On essaie de redonner une utilité à des bâtiments qui sont temporairement sans valeur d’échange. Généralement ce sont des structures vides, obsolètes sans rôle dans la ville. L’objectif est de profiter de cette “période de vacances” pour tester de nouveaux programmes, pour les habitants, les acteurs associatifs, culturels, économiques qui sont d’habitude un peu exclus des modèles immobiliers traditionnels. L’idée est de tester une économie plus sociale et solidaire pour permettre notamment à des jeunes entreprises de développer leur activité avec un site d'hébergement locatif plus abordable.

 

Quelle est votre stratégie pour convaincre les propriétaires d’une telle démarche ?

Notre stratégie est d’aller à la rencontre des grands propriétaires en tant que “service urbain”, de leur proposer une plue value pour leur foncier en attente de projets. L’idée est d’habiter l’espace dans un temps court ( 1 à 3 ans ) avec des aménagements éphémères. Créer des activités dans le bâtiment permet d’animer la vie de quartier et de réfléchir aux besoins futurs des habitants. Cela donne à voir la création de nouveaux liens sociaux et “mixe des mondes” qui ne se parlent pas forcément.

 

Quels avantages peut apporter ce nouveau mode d’urbanisation ?

Ce processus permet de tester des nouveaux usages urbains (agriculture urbaine, art coopératif, marché local, artisanat...), des modes d’énergies renouvelables ou encore d’apporter un toit aux personnes vivant dans la précarité. L’aménagement urbain à temps court permet aux usagers de s’impliquer davantage que sur des projets qui s'étalent sur 10 ans. Ces projets doivent se construisent plus vite et ont une visibilité plus importante auprès du public (3 ans pour un urbaniste classique c’est rien, cependant pour une association ou un habitant, c’est conséquent).

 

 Le génie d’Alex, un centre d’art éphémère sous le pont Alexandre III

 

Les petits Serres, Un espace temporaire de création et de production pour l'art, l'artisanat, les start-up, l’hébergement solidaire et les associations. Source les Petites Serres

 

Comptez-vous reproduire le modèle des Grands Voisins pour d’autres friches ?

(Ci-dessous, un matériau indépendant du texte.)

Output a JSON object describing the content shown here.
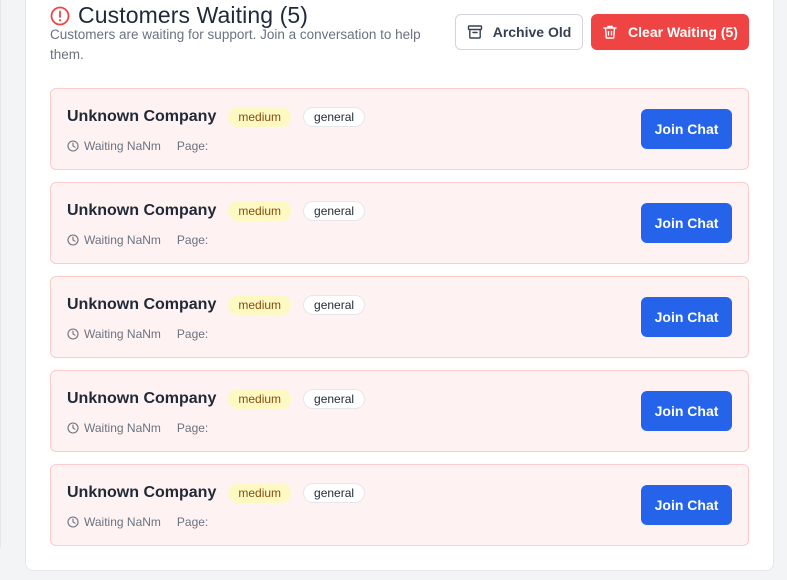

Avant tout notre association met en place la démarche, mais la programmation finale doit appartenir aux usagers. Chaque projet est unique par son identité, son espace son contexte et son histoire. L’objectif est de ne pas tomber dans une forme de standardisation d’un modèle urbain reproductible.

 

Travaillez-vous sur des friches rurales ?

En général notre travail est exclusivement lié à une demande. S’il y a plus de bâtiments que de volonté d’utiliser ces derniers, c’est plus difficile de se projeter. Notre champ d’étude se concentre actuellement sur les zones urbaines denses, telles que Paris, Lille, ou encore Marseille.

 

Comment placez-vous votre démarche dans les schémas urbains actuels ?

Société coopérative d'intérêt collectif, notre travail est d’apporter dans des études urbaines classiques, des expertises sur du foncier réutilisable, des propositions pour des aménagements à temps court moins onéreux (exemple d’études en cours : Inventons la Métropole du Grand Paris, Amiens Cosserat, Amiens métropole,Nantes - Casernes Mellinet,Village Reille…). Aujourd’hui ce processus semble convaincre de nombreux acteurs de la ville, mais un travail communication est nécessaire, afin de persuader les plus frileux. Plateau urbain se positionne davantage comme un outil urbain qui s’inscrit dans une époque de plus en plus consciente des enjeux durables, avec pour moteur la protection ses ressources.